Agencia Innova Digital.-📍 Ciudad de México, viernes 14 de noviembre de 2025 — La tensión se respira en el corazón de la capital. A un día de la esperada marcha de la Generación Z, el gobierno ha desplegado un operativo de seguridad sin precedentes, transformando el Zócalo en una fortaleza de concreto y acero.

Desde primeras horas de este viernes, elementos de la Secretaría de Seguridad Ciudadana (SSC) comenzaron a instalar barricadas de concreto en los accesos principales al primer cuadro de la ciudad. Las vialidades como 16 de Septiembre fueron bloqueadas de extremo a extremo, sumando estas estructuras a las vallas metálicas que ya cercaban la zona desde días anteriores.

🔒 El blindaje no termina ahí. En paralelo, el muro metálico que protege Palacio Nacional está siendo reforzado con soldaduras, cadenas y candados, en un intento por evitar que sea derribado. La escena recuerda más a un estado de sitio que a una ciudad que presume democracia.

👮‍♂️ Presencia táctica en aumento: también se observó el despliegue de la unidad “Zorros”, un grupo élite de la SSC especializado en contención de protestas de alto riesgo. Su presencia, junto con el endurecimiento del cerco, envía un mensaje claro: el Estado se prepara para una jornada de confrontación, no de diálogo.
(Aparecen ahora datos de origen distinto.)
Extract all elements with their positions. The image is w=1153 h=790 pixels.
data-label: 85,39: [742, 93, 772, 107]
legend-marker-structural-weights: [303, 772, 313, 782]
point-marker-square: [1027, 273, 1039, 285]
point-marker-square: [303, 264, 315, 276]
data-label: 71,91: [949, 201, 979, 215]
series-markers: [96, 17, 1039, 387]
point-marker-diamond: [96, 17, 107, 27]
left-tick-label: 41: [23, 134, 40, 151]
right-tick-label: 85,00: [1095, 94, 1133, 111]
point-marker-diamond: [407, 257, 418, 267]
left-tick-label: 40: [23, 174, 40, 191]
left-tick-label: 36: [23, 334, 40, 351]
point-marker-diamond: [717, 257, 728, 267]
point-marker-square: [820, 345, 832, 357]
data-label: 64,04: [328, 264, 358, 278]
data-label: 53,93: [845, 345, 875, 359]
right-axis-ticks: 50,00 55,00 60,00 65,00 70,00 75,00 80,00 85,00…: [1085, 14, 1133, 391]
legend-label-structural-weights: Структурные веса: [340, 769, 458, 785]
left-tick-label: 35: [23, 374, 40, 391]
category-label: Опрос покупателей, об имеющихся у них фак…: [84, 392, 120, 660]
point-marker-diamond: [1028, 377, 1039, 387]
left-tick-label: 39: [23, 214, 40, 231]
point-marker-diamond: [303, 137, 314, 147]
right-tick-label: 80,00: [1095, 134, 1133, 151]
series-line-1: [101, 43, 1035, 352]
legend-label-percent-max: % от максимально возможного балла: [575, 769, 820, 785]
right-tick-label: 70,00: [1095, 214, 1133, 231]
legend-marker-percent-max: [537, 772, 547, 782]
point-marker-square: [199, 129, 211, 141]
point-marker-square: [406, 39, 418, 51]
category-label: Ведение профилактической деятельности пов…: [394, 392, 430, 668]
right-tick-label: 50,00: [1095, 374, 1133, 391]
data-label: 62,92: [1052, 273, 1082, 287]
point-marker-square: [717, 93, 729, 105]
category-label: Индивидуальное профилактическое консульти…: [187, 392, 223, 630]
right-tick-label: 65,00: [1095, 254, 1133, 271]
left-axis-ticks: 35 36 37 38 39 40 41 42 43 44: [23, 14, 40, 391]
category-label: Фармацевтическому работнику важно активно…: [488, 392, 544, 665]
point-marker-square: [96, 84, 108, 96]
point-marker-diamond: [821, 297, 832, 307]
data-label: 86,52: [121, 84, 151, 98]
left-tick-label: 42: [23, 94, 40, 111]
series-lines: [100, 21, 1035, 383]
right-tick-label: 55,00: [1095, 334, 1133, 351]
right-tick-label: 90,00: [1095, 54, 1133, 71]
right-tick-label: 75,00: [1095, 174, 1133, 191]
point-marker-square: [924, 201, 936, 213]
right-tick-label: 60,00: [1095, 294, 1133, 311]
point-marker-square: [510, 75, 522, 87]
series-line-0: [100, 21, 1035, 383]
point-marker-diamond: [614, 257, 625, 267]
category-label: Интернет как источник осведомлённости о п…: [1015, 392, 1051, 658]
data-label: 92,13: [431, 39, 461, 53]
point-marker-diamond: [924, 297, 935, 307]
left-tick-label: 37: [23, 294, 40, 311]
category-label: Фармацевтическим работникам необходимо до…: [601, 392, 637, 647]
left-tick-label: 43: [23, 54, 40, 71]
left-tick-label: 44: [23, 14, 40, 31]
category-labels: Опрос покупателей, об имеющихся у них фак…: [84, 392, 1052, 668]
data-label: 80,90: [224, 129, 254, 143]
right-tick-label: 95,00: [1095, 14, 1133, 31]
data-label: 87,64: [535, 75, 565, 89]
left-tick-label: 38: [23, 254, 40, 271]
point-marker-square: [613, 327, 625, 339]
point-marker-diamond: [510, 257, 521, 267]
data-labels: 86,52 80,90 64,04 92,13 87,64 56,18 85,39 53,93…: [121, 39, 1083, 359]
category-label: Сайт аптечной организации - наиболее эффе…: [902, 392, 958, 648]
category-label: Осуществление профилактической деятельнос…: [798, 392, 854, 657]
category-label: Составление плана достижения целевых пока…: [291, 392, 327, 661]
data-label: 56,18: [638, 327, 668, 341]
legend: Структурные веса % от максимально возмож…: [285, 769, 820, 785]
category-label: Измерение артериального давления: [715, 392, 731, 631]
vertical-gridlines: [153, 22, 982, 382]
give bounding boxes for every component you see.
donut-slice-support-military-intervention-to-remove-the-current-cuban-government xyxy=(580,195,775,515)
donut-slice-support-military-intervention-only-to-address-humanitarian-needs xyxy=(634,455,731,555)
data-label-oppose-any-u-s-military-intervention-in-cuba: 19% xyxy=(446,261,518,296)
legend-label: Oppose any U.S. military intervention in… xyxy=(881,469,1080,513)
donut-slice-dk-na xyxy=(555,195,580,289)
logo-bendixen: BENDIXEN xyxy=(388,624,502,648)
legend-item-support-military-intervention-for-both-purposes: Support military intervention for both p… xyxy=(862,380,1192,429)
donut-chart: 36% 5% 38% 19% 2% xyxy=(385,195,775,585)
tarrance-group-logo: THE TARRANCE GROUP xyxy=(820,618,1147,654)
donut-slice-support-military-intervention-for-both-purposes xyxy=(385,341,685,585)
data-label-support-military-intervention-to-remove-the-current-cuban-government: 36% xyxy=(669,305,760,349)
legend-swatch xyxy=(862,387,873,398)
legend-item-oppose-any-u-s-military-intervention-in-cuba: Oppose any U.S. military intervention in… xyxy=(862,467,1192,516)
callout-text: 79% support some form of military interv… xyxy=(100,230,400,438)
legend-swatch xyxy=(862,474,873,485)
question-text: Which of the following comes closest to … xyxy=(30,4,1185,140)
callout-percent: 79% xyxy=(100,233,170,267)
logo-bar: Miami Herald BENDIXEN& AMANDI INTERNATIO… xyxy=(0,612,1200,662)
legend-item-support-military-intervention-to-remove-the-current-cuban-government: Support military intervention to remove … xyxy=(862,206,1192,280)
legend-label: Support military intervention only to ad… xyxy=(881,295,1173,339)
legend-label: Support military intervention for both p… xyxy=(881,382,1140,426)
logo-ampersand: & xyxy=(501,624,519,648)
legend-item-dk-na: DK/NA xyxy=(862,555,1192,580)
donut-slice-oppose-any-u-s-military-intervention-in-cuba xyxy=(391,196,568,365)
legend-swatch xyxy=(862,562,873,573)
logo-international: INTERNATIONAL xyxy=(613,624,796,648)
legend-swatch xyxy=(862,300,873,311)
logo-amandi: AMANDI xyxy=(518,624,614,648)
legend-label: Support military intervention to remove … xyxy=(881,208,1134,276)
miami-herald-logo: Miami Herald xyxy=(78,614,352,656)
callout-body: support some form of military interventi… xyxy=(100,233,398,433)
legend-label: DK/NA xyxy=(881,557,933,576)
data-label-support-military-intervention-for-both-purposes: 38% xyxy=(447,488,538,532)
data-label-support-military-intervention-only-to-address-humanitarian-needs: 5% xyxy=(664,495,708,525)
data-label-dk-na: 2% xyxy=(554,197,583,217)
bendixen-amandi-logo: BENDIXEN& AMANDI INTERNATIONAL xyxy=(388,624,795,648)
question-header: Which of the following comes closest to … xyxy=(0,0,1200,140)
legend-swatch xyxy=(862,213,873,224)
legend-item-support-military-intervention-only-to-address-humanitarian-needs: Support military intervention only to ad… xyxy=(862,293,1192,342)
Este reforzamiento ocurre tras los hechos del jueves, cuando integrantes de la CNTE intentaron derribar el cerco metálico en Correo Mayor y Moneda, buscando ingresar por la fuerza a Palacio Nacional. Aunque el intento fue contenido, el episodio parece haber encendido las alarmas en el gabinete de seguridad.

📢 ¿Qué se espera mañana? La marcha de la Generación Z, convocada para este sábado 15 de noviembre, promete reunir a miles de jóvenes que exigen un México sin corrupción, sin violencia y con oportunidades reales. La concentración iniciará en el Ángel de la Independencia a las 11:00 a.m. y avanzará hacia el Zócalo, justo donde hoy se levantan muros.

🎙️ Mientras el gobierno refuerza sus barreras, la pregunta que flota en el aire es: ¿se está protegiendo la ciudad o se está sofocando la voz de una generación que exige ser escuchada?